Kendisi oturacağını söyleyip evi başkasına kiraya veren ev sahibine karşı ne yapmalıyım? Bu makalemizde özellikle son yıllarda sıkça yaşanan bu problem karşısında haklarınızın neler olduğuna değineceğiz. Bazı ev sahipleri kiracıyı çıkarmak için, söz konusu taşınmazda kendisi, torunu, çocuğu, annesi vs. oturacağını söyleyip evi başkasına kiralıyorlar. Ya da eve çok kapsamlı bir tadilat yapacağını söyleyip kiracıyı çıkartıp evi eski haliyle (tadilat yapılmadan) başkasına kiraya verme yoluna gidiyorlar. Zira Türk Borçlar Kanunu 350 ve devamı maddeleri uyarınca tüm bunlar haklı tahliye nedenleri arasında yer alır. Bu noktada Türk Borçlar Kanununun 350 ve devamı maddeleri doğrultusunda kiracıyı tahliye edebilmenin diğer yollarını belirtmekte fayda var. Şöyle ki;
Kiracıyı çıkarmak için haklı sebepler nelerdir?
- Ev sahibinin veya ailesinin taşınmaza ihtiyaç duyması
- Evin yeniden inşa ve imar sürecine girecek olması
- Kiracının kira bedelini ödememesi
- Kiralayanın, kiracıya iki defa haklı ihtarname göndermesi
- Kiracıdan alınan tahliye taahhüdü
Fakat ev sahiplerinin çok dikkat etmesi gereken bir durum var.

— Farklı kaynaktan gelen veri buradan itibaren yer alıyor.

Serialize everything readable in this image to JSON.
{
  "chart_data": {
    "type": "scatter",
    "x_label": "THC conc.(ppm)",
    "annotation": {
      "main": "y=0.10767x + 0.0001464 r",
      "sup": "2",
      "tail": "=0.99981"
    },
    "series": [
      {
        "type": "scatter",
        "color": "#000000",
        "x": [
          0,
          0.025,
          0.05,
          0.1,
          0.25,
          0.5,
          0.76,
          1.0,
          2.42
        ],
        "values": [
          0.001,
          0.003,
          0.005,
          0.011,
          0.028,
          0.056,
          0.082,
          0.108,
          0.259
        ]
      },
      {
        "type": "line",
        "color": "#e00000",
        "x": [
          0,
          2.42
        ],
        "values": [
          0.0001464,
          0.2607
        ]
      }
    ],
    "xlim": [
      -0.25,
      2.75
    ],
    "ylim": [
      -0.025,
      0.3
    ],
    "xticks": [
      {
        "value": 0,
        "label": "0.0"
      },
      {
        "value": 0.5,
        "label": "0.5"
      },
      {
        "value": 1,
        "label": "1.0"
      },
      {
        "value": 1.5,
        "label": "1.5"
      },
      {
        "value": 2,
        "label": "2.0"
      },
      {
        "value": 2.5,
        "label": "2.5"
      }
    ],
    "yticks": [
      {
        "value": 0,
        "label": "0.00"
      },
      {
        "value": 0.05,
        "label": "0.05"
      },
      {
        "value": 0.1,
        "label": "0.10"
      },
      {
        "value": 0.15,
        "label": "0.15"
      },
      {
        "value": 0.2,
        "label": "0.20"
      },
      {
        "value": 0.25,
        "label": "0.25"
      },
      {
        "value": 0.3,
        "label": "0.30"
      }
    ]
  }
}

Türk Borçlar Kanunu madde 355’de açıkça belirtiyor ki;
“- Kiraya veren, gereksinim amacıyla kiralananın boşaltılmasını sağladığında, haklı sebep olmaksızın, kiralananı üç yıl geçmedikçe eski kiracısından başkasına kiralayamaz.
Yeniden inşa ve imar amacıyla boşaltılması sağlanan taşınmazlar, eski hâli ile, haklı sebep olmaksızın üç yıl geçmedikçe başkasına kiralanamaz. Eski kiracının, yeniden inşa ve imarı gerçekleştirilen taşınmazları, yeni durumu ve yeni kira bedeli ile kiralama konusunda öncelik hakkı vardır. Bu hakkın, kiraya verenin yapacağı yazılı bildirimi izleyen bir ay içinde kullanılması gerekir; bu öncelik hakkı sona erdirilmedikçe, taşınmaz üç yıl geçmeden başkasına kiralanamaz.
Kiraya veren, bu hükümlere aykırı davrandığı takdirde, eski kiracısına son kira yılında ödenmiş olan bir yıllık kira bedelinden az olmamak üzere tazminat ödemekle yükümlüdür.”
Bu konuda açılacak davalarda Sulh hukuk mahkemeleri görevlidir. Davayı bizzat açabileceğiniz gibi avukat eşliğinde de açabilirsiniz. Hatta olası hataların önüne geçmek için avukatınızın davayı açması ve takip etmesini tavsiye ederiz.